I would think the stain would wash away if used as a cutting board.


----------



## bondogaposis (Dec 18, 2011)

I don't think stain, iron acetate or any other would hold up to cutting board use. Get some dark woods like walnut or purple heart. Mahogany is pretty soft for cutting boards.


----------



## MattHenschen (Jan 10, 2015)

Thanks for the feedback, guys! For my "maiden voyage" cutting board, I'm going to keep it rather simple and plan to use some combination of oak, maple, walnut or cherry (depending on availability) for the bulk of the material but wanted to sparingly use something really dark or even black purely for aesthetics. I tested the iron acetate on some mahogany I had on hand and it darkened it quite dramatically. I had read that this metallic acid cocktail actually chemically alters the wood, as opposed to stains that only saturate the wood. I've also read that, with end grain boards, oils & other liquids can actually flow through the fibers to seep out on the other side. As I said, I'm new to this so I appreciate the opportunity to bounce these ideas off other members. I'm still in R&D mode right now, so I welcome any and all feedback or suggestions.

Matt


----------



## Kazooman (Jan 20, 2013)

Art is correct on the choice of woods for end grain cutting boards.
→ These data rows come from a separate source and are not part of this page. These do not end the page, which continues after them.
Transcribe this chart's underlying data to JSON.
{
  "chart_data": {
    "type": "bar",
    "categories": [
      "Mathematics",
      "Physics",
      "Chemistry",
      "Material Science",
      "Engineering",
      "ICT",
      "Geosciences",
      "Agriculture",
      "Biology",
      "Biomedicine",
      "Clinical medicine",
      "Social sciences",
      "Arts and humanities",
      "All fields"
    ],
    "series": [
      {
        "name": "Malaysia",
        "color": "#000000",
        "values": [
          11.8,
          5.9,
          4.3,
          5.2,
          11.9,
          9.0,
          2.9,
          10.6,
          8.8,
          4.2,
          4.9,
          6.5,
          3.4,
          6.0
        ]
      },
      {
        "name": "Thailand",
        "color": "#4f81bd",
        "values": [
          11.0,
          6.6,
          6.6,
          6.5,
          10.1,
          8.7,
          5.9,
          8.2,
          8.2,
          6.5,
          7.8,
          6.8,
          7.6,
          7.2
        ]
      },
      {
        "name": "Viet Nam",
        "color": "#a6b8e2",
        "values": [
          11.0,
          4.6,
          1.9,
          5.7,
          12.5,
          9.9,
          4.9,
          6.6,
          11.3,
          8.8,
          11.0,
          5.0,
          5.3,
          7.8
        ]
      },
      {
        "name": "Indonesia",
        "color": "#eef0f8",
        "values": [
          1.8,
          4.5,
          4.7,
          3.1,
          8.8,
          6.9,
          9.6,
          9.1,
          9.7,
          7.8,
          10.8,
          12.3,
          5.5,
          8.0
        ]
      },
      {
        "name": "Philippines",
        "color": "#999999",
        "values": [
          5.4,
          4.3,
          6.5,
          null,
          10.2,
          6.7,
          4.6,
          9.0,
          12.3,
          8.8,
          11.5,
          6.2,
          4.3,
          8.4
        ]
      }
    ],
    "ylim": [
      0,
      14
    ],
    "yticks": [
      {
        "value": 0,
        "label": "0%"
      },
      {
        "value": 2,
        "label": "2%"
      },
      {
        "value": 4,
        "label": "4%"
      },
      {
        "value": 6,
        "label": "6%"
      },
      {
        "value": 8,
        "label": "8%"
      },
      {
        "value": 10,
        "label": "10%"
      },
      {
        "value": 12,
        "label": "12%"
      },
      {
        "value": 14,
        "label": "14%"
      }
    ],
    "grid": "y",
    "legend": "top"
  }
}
Oak is generally not the best choice. The maple, walnut, and cherry are better choices, and I second the purple heart suggestion.

One issue would be when to apply the iron solution (I hesitate to call it a stain since is is reacting chemically with the tannins in the wood, not just soaking in a color). No matter how well you do the final glue up you will still need to do some leveling on the board, often quite a lot. If you treat the wood before glue up then the sanding might cause variations in the intensity of the color. If you treat after leveling the board you will be affecting all of the species of wood to varying extents.

You might be surprised to see just how dark some of the woods will be after oiling. This is end grain. We often struggle to keep end grain from getting too dark when finishing a piece. Here it is your friend. Try making a small prototype (nothing fancy) with the variety of woods you have at hand and see how the colors come out.

I actually use the end grain boards I have made and wouldn't put any stain or color treatment on the wood that will have food contact. Just what nature provided and a lot of mineral oil.


----------